The Gold Drop occurrence is located on the south side of the Marmot River, 3.5 kilometres east of the Portland Canal and 8 kilometres south-southeast of Stewart.
A number of quartz veins and lenses are hosted in shear zones and occur in orthoclase porphyritic granodiorite of the Eocene Hyder pluton in the Coast Plutonic Complex. The shear zones and granodiorite are intruded by a few northeast and northwest striking, steeply dipping lamprophyre dikes. Two sets of veins generally strike 000 to 023 degrees and 050 to 070 degrees. Individual, well-defined veins vary up to 1.2 metres in width, and shear zones with poorly defined silicified walls containing numerous quartz veins and lenses are up to 6 metres in width. Mineralization generally consists of pyrite, pyrrhotite, galena, sphalerite, chalcopyrite and native gold in a gangue of brecciated quartz.

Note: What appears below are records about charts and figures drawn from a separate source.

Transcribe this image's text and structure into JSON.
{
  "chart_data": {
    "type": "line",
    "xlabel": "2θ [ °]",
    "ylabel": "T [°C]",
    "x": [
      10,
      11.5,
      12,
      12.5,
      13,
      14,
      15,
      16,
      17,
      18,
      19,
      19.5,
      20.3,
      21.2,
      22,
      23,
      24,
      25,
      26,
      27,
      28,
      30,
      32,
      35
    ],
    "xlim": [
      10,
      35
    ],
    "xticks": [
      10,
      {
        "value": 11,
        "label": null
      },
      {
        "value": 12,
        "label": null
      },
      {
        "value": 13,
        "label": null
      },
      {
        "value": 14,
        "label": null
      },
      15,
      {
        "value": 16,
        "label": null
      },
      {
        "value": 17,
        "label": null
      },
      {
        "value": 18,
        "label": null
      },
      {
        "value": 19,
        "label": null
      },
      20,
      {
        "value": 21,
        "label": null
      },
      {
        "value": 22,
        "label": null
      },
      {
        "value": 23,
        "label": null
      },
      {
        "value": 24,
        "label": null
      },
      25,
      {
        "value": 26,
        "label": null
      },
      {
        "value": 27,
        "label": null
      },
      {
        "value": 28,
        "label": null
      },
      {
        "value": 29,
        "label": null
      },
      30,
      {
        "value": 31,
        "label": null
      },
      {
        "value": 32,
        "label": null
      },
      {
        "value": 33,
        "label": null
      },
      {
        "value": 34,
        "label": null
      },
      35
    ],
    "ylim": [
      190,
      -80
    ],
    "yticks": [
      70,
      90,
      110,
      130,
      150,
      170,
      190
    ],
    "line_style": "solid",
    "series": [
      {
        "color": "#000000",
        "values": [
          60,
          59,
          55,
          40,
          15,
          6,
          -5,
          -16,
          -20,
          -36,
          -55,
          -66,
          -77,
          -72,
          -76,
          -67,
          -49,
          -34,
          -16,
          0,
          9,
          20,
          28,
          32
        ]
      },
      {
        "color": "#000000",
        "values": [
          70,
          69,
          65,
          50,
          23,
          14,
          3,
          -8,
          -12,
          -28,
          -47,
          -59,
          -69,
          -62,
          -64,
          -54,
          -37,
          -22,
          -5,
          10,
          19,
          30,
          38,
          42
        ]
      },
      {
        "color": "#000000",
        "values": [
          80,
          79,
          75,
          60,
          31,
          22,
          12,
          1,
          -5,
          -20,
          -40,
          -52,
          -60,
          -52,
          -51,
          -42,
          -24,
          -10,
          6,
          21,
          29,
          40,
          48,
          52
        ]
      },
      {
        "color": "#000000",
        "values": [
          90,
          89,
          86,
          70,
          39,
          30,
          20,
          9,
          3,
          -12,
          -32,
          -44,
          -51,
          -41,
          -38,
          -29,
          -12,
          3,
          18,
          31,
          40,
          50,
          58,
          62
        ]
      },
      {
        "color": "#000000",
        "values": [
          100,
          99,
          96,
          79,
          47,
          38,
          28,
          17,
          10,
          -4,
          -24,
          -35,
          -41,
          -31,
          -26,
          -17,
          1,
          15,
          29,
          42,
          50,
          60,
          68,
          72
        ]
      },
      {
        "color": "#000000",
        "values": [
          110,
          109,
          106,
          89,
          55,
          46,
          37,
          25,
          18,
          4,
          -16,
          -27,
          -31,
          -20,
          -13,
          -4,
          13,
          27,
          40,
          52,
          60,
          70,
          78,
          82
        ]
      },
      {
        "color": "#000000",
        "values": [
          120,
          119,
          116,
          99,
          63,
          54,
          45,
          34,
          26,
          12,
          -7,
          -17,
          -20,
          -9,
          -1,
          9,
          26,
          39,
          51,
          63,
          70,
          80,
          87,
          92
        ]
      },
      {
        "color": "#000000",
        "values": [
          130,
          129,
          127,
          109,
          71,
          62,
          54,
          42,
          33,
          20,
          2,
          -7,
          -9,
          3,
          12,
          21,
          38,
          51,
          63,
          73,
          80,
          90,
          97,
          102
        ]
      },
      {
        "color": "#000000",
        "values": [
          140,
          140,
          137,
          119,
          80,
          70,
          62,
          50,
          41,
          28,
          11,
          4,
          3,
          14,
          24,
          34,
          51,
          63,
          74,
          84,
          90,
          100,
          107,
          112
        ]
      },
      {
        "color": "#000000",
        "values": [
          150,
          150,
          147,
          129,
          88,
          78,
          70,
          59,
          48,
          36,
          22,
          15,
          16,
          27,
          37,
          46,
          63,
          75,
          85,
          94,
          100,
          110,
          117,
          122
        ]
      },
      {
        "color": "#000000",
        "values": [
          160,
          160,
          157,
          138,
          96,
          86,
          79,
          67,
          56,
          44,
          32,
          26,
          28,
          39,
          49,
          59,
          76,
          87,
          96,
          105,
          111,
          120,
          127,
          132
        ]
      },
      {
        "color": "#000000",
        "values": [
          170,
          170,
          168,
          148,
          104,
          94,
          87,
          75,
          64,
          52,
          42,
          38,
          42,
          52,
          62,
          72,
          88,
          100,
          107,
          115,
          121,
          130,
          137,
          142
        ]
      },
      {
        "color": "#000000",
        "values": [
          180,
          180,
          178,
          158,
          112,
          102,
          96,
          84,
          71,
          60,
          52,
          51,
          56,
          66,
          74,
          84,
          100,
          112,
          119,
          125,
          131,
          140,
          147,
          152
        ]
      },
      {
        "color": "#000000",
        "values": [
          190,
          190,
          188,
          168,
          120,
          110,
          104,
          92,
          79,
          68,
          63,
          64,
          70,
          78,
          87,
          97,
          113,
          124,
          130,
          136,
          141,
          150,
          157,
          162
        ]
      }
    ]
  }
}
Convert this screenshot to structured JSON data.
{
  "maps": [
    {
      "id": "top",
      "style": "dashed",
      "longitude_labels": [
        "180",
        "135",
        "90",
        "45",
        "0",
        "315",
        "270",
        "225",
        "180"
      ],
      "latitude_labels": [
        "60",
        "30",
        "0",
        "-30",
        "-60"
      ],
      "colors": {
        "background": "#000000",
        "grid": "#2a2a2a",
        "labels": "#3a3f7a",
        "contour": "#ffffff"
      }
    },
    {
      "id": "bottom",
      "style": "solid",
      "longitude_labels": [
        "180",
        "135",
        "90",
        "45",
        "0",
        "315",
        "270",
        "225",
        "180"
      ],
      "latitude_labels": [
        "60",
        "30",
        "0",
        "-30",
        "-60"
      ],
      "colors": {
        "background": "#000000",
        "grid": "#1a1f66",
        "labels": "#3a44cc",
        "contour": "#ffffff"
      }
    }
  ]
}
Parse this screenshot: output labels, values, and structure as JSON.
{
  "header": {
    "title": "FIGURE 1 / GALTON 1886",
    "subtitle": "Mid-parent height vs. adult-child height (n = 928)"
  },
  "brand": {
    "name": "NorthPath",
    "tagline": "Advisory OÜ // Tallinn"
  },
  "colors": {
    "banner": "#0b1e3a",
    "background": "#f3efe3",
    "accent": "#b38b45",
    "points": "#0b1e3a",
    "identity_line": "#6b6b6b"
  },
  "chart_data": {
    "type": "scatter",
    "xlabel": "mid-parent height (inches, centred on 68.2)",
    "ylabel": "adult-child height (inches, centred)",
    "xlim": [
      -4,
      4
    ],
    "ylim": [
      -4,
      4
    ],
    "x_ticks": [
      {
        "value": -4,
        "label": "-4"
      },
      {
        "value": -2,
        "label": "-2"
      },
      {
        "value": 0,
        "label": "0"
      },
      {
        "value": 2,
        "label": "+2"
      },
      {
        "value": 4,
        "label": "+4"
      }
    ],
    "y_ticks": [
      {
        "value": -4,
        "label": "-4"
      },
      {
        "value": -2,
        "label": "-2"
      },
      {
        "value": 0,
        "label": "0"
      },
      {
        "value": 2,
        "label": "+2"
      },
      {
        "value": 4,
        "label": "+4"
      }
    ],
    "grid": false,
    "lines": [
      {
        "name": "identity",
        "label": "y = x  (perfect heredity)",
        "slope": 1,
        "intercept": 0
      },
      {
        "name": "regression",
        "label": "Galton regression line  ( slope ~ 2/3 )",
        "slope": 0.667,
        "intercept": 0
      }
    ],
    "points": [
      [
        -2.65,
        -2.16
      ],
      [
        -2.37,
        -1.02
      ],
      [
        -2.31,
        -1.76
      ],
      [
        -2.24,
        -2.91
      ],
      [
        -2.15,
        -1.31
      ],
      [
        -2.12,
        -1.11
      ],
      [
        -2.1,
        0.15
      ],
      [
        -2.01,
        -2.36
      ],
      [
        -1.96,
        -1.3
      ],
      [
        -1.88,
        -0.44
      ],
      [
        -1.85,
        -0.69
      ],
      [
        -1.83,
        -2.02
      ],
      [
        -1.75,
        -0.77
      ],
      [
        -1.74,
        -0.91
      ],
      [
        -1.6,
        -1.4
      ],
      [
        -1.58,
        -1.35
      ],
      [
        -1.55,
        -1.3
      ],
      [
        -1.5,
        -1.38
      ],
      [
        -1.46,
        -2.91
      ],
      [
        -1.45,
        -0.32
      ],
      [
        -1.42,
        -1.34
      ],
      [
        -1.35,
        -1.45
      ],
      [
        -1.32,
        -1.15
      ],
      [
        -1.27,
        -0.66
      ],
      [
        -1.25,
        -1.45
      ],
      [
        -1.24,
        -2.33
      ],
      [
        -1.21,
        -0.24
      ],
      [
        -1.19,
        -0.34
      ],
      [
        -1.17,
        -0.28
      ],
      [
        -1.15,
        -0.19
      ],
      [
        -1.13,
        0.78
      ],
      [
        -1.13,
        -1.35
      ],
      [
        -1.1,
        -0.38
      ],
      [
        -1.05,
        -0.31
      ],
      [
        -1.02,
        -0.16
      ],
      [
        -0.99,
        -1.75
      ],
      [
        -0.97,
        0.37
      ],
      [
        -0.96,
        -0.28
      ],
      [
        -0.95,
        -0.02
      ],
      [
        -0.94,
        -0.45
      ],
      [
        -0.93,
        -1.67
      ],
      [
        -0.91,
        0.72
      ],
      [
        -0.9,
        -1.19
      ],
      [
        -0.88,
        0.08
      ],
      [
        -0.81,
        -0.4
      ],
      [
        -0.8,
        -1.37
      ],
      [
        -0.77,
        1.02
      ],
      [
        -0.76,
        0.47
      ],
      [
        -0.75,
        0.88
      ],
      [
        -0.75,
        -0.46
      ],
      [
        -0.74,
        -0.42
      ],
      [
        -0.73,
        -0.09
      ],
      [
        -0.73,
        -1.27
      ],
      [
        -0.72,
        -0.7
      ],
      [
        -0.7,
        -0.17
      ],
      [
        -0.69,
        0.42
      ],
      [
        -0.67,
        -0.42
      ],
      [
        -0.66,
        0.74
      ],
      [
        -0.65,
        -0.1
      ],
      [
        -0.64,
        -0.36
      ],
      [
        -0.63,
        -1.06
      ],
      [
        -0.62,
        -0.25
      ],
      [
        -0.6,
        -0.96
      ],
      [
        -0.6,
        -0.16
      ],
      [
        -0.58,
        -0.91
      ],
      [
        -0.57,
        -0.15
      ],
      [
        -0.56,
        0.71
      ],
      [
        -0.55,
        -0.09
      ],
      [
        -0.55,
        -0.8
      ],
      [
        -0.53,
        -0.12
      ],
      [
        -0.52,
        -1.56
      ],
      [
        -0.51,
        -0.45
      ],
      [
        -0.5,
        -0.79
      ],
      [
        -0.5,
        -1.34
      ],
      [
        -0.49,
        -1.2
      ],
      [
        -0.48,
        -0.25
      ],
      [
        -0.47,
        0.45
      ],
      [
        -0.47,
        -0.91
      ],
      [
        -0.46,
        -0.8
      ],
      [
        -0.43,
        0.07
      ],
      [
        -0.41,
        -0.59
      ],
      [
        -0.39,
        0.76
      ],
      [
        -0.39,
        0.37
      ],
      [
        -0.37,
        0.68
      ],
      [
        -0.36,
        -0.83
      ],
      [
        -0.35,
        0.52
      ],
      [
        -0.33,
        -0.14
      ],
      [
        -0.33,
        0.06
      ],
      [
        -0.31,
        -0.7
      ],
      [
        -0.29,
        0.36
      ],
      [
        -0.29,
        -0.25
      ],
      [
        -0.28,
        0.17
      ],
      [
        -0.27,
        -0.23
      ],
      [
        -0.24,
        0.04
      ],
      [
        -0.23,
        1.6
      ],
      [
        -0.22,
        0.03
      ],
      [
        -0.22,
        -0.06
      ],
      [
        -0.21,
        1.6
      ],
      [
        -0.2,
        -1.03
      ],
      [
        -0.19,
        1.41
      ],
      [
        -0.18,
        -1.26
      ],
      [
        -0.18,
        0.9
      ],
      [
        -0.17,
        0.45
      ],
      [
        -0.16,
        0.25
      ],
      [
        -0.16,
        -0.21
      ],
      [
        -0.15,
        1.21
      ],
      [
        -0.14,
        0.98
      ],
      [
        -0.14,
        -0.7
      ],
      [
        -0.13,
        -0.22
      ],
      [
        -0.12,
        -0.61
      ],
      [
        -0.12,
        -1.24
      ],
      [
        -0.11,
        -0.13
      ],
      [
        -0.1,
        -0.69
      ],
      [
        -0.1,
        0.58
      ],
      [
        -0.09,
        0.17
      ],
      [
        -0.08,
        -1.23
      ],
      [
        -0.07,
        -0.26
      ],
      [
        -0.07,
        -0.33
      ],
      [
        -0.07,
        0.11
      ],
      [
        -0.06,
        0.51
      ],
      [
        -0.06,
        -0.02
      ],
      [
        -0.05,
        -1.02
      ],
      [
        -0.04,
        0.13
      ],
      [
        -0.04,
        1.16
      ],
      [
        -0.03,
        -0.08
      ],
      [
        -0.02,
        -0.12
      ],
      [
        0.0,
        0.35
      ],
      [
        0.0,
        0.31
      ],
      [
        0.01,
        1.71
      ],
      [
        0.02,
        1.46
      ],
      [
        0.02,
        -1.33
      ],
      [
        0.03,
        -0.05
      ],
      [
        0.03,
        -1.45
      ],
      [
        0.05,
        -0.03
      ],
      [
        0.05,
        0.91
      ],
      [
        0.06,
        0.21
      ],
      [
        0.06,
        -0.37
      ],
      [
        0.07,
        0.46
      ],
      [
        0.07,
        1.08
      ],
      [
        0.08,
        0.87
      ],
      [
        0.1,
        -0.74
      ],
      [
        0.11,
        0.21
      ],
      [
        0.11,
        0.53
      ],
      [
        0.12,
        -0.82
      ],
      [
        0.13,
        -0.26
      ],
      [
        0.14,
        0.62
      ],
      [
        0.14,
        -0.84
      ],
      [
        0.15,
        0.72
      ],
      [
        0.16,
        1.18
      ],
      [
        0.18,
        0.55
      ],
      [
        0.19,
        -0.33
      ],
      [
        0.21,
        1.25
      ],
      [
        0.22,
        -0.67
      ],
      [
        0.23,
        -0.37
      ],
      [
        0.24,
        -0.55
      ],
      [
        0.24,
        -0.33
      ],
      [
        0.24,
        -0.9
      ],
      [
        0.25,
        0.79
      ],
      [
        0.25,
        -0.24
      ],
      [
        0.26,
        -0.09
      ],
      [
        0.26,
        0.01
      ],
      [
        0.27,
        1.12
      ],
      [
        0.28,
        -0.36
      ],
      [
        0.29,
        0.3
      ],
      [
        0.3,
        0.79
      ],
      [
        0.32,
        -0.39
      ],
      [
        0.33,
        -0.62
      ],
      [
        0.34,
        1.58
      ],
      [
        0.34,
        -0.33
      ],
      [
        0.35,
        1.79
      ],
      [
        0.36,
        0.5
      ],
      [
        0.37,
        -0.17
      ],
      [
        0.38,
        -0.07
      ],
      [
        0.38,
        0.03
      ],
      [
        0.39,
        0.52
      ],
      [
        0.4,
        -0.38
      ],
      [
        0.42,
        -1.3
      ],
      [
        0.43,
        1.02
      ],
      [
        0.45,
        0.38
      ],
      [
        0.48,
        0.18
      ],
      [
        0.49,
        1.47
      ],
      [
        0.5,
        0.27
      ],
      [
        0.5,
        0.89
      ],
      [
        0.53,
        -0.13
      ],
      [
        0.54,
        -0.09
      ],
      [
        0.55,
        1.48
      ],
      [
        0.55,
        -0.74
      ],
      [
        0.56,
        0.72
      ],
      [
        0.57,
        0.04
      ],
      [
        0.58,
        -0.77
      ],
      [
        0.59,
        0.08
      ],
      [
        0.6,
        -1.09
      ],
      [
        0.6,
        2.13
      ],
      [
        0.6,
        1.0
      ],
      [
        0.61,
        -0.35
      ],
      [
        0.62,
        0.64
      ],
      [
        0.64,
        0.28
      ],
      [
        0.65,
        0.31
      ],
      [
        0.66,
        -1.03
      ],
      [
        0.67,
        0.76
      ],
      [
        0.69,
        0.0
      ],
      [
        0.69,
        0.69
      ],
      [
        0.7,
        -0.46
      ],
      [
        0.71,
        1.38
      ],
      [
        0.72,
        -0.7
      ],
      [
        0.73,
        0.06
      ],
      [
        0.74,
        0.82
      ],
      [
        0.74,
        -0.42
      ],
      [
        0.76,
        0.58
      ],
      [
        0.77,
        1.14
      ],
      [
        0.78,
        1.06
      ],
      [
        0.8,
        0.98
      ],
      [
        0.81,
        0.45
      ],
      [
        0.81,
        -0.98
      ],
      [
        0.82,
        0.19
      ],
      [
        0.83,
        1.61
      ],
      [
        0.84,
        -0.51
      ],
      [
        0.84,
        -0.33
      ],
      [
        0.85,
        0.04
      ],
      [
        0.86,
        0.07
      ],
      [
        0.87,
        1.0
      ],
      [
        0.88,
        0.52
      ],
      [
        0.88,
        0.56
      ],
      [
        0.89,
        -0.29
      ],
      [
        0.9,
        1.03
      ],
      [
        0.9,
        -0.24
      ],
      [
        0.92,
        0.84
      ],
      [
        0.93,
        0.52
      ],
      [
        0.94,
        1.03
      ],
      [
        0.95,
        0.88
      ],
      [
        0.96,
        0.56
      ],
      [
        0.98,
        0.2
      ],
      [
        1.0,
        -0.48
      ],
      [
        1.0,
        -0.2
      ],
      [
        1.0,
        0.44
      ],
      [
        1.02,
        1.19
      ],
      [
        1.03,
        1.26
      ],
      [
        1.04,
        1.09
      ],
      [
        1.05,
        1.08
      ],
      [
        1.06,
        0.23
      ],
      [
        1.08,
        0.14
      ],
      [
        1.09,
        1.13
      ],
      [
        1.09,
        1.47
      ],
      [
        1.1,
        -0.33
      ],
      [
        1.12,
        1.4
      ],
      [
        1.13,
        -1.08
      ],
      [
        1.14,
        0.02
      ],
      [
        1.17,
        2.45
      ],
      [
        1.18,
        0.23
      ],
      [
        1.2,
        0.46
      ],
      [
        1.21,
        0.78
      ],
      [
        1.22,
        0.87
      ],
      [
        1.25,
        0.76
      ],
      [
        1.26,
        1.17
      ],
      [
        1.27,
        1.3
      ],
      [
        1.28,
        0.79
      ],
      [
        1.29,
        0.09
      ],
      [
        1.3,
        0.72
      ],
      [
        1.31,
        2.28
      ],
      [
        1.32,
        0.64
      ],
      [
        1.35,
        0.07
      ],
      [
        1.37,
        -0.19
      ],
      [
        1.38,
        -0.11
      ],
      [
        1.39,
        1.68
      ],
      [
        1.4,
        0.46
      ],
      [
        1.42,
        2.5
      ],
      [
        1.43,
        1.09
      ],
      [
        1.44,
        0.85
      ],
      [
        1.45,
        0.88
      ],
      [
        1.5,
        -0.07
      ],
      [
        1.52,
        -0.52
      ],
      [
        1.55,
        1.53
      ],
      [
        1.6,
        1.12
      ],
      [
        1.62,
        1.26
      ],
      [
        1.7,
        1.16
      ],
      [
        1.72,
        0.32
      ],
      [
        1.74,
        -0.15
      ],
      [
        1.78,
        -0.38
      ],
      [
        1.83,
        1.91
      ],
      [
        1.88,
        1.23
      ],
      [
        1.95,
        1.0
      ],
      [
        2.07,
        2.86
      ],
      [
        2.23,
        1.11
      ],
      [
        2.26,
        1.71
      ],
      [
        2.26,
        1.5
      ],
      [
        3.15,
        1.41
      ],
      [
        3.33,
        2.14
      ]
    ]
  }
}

Several of the more important veins contain significant precious metal values. The Midas (Gold Pan) vein is up to 0.76 metre wide, strikes 008 to 050 degrees for at least 100 metres and dips 30 degrees west to 76 degrees east. A 4.414 tonne sample of sorted ore assayed 80.2 grams per tonne gold, 147 grams per tonne silver, 0.2 per cent copper, 2.0 per cent lead and 0.2 per cent zinc (Minister of Mines Annual Report 1946, page 84).
The Mystery (Pan Handle) vein strikes northward 010 to 170 degrees for 137 metres and dips 35 to 75 degrees west. The vein varies from a single solid quartz vein to a shear zone, up to 1.5 metres wide, of crushed quartz lenses and brecciated granodiorite. A 0.15 metre channel sample assayed 8.26 grams per tonne gold and 276 grams per tonne silver (Minister of Mines Annual Report 1929, page 93).
Production in 1936 totalled 1 tonne of ore with an average grade of 187 grams per tonne gold, 218 grams per tonne silver, 0.3 per cent copper and 0.5 per cent lead.
In 1929, work was done on this ground by the Bi-Metallic Syndicate and in 1938 by Crusader Mines, Limited. From time to time small shipments of hand-sorted ore have been made. Gold Drop Mines Limited acquired the property in 1944, and additional claims were staked. Development work by this company includes some stripping and 169 metres of crosscutting and drifting. The main underground workings consist of a crosscut 93 metres long, driven due south, and a drift from this crosscut which follows a fault zone for 71 metres in an average direction of 250 degrees azimuth. The zone contains several narrow stringers and one quartz lens having a length of 45.7 metres and a maximum width of 0.61 metre. The drift ends in a dike of uncertain attitude into which the vein-fracture continues.